The Jaramillos had gone on several other rides before getting in line for the Raging River at Adventureland Park, a family-owned amusement park in Altoona, a suburb of Iowa's capital city, Des Moines. The parents boarded a raft with their 15-year-old son, David; their 14-year-old son, August; their 11-year-old son, Michael; and their niece, Nyla. As they buckled their seatbelts and embarked on the river rapids ride, their tube suddenly flipped over, leaving them all trapped underwater.
"I see the silhouettes of my sons trying to grab each other, grab us," the father recalled. "They want us to help them. We couldn't do it."
Both parents as well as one of their sons and their niece ultimately managed to break free and swim to the surface. But David and Michael were still stuck, and no one could reach them.
"I'm drowning," the father said. "The river was so intense, it was like a suction."
The family screamed for help. Witnesses and first responders jumped in the water and eventually helped get the other kids out of the tube.
Both David and Michael were transported to a local hospital in critical condition, while the others were treated for minor injuries. Michael died from his injuries on Sunday, while David remains hospitalized in critical condition, according to the Altoona Police Department.
"Our thoughts and prayers are with the Jaramillo family as they navigate the heartbreaking loss of their child," police said in a statement Monday. "Altoona Detective are working with the State Inspector and Adventureland Park to understand this tragic accident."
The Jaramillos described Michael as a "good kid."
"His heart was bigger than him," the father told ABC News.
"He was a baby, and I feel like Adventureland robbed me of my baby," the mother added, breaking down in tears.
Adventureland Park said in a statement Sunday that it was "saddened to learn of the passing of one Guest." An investigation into the deadly incident is ongoing and the ride remains closed for a "thorough inspection," the park said. The Raging River ride was last inspected on Friday and "was found to be in sound working order," according to the park.
"Adventureland is working closely with both the State and local authorities, and would like to thank them again for their efforts," the park added. "At this time, we ask for your thoughts and prayers for the Guest and their family, as well as for our team members who were onsite."
An attorney for Adventureland Park insisted that the Raging River ride is "safe."
"The Raging River ride has been in operation for nearly four decades," the attorney told ABC News in a statement Monday. "The ride was inspected by the State of Iowa the day before the incident and was in good working order."
But it's not the first fatal accident to occur on that ride. A seasonal employee, 68-year-old Steve Booher, was killed in June 2016 after falling onto the conveyor belt while helping guests get in and out of their rafts. The Iowa Occupational Safety and Health Administration fined Adventureland Park $4,500 for a safety violation, saying the park should install devices to ensure that ride assistants are positioned safely before operators let rafts advance, according to The Associated Press.
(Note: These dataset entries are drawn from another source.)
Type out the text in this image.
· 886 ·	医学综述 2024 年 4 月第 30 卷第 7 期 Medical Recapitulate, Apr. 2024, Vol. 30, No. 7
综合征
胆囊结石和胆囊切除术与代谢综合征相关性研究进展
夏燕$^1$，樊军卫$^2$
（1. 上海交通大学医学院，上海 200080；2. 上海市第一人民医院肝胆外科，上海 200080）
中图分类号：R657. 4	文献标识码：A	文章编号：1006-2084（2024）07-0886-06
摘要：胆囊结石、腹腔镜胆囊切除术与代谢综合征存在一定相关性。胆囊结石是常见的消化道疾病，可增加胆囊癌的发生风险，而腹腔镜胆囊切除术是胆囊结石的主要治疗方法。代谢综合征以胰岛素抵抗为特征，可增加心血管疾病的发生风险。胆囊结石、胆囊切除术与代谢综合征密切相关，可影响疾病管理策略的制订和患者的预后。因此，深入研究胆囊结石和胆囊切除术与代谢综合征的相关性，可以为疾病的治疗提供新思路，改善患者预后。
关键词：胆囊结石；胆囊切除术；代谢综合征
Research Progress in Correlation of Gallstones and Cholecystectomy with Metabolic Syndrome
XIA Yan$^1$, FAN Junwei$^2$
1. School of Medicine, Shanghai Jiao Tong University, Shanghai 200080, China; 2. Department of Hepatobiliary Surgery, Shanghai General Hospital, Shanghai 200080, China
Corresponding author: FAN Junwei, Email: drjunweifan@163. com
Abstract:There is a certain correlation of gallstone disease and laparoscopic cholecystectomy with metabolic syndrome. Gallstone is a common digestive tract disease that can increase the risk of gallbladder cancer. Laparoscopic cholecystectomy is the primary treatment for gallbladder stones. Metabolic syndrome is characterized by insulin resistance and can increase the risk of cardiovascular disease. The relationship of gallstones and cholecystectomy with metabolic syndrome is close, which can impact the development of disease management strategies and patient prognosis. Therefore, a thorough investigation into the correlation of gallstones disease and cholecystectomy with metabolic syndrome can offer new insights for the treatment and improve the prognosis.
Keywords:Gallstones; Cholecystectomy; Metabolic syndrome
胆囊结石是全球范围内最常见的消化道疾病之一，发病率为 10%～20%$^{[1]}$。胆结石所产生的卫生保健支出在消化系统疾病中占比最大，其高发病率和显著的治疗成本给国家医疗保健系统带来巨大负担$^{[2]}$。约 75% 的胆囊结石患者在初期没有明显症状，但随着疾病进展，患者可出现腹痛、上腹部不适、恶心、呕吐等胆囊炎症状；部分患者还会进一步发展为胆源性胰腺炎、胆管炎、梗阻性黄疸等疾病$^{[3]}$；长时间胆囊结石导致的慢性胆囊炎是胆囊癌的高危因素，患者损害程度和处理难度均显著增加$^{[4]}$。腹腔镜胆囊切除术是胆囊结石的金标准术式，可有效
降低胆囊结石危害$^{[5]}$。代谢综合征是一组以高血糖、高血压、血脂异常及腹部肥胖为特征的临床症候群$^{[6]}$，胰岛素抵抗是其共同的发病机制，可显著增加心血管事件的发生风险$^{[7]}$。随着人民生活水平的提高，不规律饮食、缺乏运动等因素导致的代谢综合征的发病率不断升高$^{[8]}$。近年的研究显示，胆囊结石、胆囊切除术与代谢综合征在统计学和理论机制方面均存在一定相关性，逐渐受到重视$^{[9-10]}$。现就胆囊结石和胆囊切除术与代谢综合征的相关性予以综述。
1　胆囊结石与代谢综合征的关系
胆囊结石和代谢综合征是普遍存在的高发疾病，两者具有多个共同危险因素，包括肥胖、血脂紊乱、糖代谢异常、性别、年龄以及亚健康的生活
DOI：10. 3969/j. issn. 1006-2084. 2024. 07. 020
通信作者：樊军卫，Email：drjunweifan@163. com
The Jaramillos have been in the hospital by David's side, waiting for their eldest son to wake up from the medically induced coma as he fights for his life. He turns 16 on Wednesday.
Meanwhile, their youngest son is struggling to cope with what happened.
"He's scared. It is a nightmare," the father told ABC News. "He closes his eyes and thinks about the water. When he wakes up, he realizes the nightmare's true. So there's no peace."